Могли бы, если бы ей хоть чуть-чуть, хоть чего-нибудь хотелось так же сильно, как исчезнуть, слившись с первой попавшейся стеной.
- О, здоровье в Италии - это отдельная тема, девочки, - улыбнулась дама-профессор, подавляя зевок. - Лауретта вот всерьёз считает, что её батюшка умер от того, что любил капучино.
Комментарий был сделан на русском, но хозяйка, услышав последнее слово, непритворно содрогнулась.
- Капучино! - сдавленно вскрикнула она, возведя очи горе. - Молоко! Mamma mia, нет на этой земле ничего более ядовитого! Carissime, я надеюсь, никто из вас не пьёт молоко? - с опаской Лауретта смерила взглядом Нарине, потом Вику и, наконец, её - не оставив без внимания тарелку с непозволительным объёмом пасты. - Ведь правда?..
СОРРЕНТО - НЕАПОЛЬ
- Написал эссе? - выдохнул Лука, пока они, вальяжно опаздывая, взбирались по ступенькам лицея.
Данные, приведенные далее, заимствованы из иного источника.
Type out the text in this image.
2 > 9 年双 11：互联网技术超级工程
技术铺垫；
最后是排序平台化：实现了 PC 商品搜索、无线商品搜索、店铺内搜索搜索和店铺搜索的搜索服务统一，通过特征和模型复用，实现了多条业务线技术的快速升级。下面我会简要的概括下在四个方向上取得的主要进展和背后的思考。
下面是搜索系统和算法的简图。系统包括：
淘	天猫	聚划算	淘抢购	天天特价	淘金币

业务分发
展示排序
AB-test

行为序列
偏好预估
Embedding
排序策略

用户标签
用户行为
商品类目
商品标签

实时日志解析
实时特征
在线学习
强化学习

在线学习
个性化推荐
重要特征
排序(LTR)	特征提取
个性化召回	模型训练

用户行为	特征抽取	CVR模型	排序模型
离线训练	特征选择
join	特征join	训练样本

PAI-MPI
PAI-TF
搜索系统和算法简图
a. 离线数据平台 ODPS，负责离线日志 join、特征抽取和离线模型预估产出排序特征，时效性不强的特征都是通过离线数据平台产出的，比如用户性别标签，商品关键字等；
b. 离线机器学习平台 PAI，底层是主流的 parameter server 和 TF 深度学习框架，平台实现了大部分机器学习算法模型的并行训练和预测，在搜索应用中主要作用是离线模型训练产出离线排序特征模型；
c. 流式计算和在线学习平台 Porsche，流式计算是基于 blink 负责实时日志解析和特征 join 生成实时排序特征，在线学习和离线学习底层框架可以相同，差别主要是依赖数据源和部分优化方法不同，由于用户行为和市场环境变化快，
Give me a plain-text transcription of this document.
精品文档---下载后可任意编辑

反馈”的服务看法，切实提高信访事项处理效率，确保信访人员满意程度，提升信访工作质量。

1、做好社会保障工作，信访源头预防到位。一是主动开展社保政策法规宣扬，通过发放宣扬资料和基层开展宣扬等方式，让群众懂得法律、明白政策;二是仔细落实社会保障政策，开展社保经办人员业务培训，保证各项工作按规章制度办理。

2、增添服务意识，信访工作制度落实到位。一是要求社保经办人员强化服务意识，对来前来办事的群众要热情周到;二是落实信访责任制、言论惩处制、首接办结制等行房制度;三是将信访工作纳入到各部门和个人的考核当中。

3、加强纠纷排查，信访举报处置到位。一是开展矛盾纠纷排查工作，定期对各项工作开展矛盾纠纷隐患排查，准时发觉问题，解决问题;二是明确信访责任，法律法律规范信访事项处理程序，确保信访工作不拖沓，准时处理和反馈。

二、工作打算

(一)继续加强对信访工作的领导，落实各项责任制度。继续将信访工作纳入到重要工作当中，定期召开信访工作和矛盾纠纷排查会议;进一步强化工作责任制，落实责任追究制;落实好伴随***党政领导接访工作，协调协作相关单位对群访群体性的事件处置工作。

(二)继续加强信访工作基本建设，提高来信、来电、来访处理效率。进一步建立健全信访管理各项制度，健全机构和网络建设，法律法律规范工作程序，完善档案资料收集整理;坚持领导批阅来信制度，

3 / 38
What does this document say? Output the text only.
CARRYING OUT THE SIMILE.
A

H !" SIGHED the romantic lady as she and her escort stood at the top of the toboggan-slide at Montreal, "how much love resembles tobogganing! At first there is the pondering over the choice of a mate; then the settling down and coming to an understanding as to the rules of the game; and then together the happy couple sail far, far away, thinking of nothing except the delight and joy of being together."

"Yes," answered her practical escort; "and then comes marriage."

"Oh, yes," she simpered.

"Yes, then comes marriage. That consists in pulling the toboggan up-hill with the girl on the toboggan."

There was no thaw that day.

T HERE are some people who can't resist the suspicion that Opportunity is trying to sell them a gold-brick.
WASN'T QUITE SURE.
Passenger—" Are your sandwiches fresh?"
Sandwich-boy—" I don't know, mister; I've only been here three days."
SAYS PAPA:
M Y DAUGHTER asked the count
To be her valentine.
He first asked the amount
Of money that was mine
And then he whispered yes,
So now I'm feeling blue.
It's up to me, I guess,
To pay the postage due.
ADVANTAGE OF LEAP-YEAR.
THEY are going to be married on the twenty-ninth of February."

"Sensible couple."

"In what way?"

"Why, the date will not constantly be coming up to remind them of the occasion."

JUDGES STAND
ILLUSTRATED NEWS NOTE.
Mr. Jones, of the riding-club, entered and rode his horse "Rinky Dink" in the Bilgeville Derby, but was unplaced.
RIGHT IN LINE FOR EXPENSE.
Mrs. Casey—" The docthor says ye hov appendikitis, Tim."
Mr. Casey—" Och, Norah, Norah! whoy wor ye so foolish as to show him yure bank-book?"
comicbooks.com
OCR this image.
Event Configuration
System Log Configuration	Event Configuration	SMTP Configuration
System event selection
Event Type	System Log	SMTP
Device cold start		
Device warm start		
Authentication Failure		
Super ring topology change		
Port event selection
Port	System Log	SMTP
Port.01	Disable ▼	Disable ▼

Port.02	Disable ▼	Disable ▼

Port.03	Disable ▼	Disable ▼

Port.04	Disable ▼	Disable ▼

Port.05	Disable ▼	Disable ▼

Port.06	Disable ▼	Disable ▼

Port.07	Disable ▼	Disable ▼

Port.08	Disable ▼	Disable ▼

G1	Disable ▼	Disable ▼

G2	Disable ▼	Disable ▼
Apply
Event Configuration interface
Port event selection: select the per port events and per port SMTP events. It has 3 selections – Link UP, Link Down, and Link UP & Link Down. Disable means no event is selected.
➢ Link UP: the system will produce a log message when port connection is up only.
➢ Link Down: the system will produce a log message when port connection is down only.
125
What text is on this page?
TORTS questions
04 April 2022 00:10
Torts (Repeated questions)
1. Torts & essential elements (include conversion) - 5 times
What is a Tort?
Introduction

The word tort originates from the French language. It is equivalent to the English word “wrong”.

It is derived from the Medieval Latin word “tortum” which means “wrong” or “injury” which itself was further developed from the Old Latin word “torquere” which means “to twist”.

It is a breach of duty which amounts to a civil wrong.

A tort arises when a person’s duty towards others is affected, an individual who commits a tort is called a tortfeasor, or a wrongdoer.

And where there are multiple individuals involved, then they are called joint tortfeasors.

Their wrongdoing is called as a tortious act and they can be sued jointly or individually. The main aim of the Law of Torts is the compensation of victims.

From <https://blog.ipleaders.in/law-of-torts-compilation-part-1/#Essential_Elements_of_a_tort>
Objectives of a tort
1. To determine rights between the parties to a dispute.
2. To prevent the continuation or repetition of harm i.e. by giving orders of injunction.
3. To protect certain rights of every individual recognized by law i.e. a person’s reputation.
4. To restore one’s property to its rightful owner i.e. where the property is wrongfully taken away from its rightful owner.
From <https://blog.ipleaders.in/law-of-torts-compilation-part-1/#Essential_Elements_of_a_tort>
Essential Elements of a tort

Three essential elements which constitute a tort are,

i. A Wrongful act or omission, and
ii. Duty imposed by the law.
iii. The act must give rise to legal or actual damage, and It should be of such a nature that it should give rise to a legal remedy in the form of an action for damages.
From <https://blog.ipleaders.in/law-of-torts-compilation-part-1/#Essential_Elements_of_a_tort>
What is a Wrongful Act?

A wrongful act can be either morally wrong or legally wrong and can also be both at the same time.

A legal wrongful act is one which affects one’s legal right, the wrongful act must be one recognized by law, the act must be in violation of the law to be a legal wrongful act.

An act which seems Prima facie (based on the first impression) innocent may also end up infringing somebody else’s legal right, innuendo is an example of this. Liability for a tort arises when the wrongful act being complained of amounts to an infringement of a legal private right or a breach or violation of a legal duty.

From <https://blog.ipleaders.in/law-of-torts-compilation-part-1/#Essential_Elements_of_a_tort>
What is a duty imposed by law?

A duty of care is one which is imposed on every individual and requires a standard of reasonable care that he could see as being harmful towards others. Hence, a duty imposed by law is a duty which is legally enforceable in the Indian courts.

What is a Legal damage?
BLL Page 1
Слегка пухлый, он раскраснелся от спешки; на майке темнели пятна пота.
Гвидо улыбнулся, борясь с зевком.
- Конечно. Сто раз, - потом подумал и добавил: - Пусть засунет своё эссе себе в...
- Куда так торопитесь, синьоры? - осведомился сухой женский голос. - Неужели соизволите посетить занятие?
На несколько ступеней выше замерла, скрестив руки на груди, непреклонная, как скала, профессоресса Эспозито. Высокая и грузная, в серой блузе, застёгнутой по горло, она действительно напоминала скалу. Гвидо впервые задумался об этом - и ему почему-то стало смешно.
Лука спрашивал об эссе по истории, а Грозная Эспозито, увы, вела именно мировую историю. И её же Гвидо (вот чертовщина) должен был сдать в качестве государственного экзамена. Совсем скоро, и вот это "совсем", по мере своего сокращения, вызывало всё большую панику. В целом ему нравилось: история пугала и увлекала одновременно. Одно время он, например, бешено интересовался прошлым Америки: искал фильмы и книги об индейцах, купил у букиниста биографию Томаса Джефферсона и втайне восхищался генералом Ли. Точно так же, недолговечными "припадками", ему нравились другие великие личности - Юлий Цезарь, Наполеон, само собой, Гарибальди... Но одно дело - представлять себе, какими они были людьми, чем жили и как сражались, и совсем другое - решать бесконечные нудные тесты, строчить шаблонные эссе.
Однако Гвидо решал и строчил, потому что знал: приличный балл на экзаменах и поступление в университет - его единственный шанс вырваться из Сорренто. Последняя возможность не провести всю жизнь, нахваливая ракушки туристам.
Вот только, к сожалению, в последнее время ни Реформация, ни бесконечные кампании Наполеона не укладывались у него в голове. В эссе, которое задали два дня назад, нужно было выразить своё мнение о Великой французской революции: можно назвать её исторической ошибкой или нет. Гвидо догадывался, какого ответа и каких аргументов ждёт Грозная Эспозито. Поддакивать ему не хотелось - но, чтобы не поддакивать, оставалось только изобретать что-то своё, а для этого требовалась уйма времени. Времени у Гвидо не было. Все эти два дня он без перерыва работал в магазине.
И эссе, соответственно, не написал. Вместо портрета Робеспьера и гильотины перед глазами у него мелькали кораллы, статуэтки и брелоки с магнитами. И лимоны - вездесущие лимоны. В такие моменты он искренне думал, что ненавидит Сорренто.
Но даже Луке, не то что родителям, нельзя было это сказать.
- Простите, профессоресса, - сказал Гвидо, состроив любезно-смиренное лицо. Репутация в лицее у него была получше, чем у Луки (по крайней мере в плане дисциплины - об успеваемости говорить не приходилось и не хотелось), поэтому и опыт "состраивания лица" сложился шире и разнообразнее. - Поезд опоздал. Забастовка.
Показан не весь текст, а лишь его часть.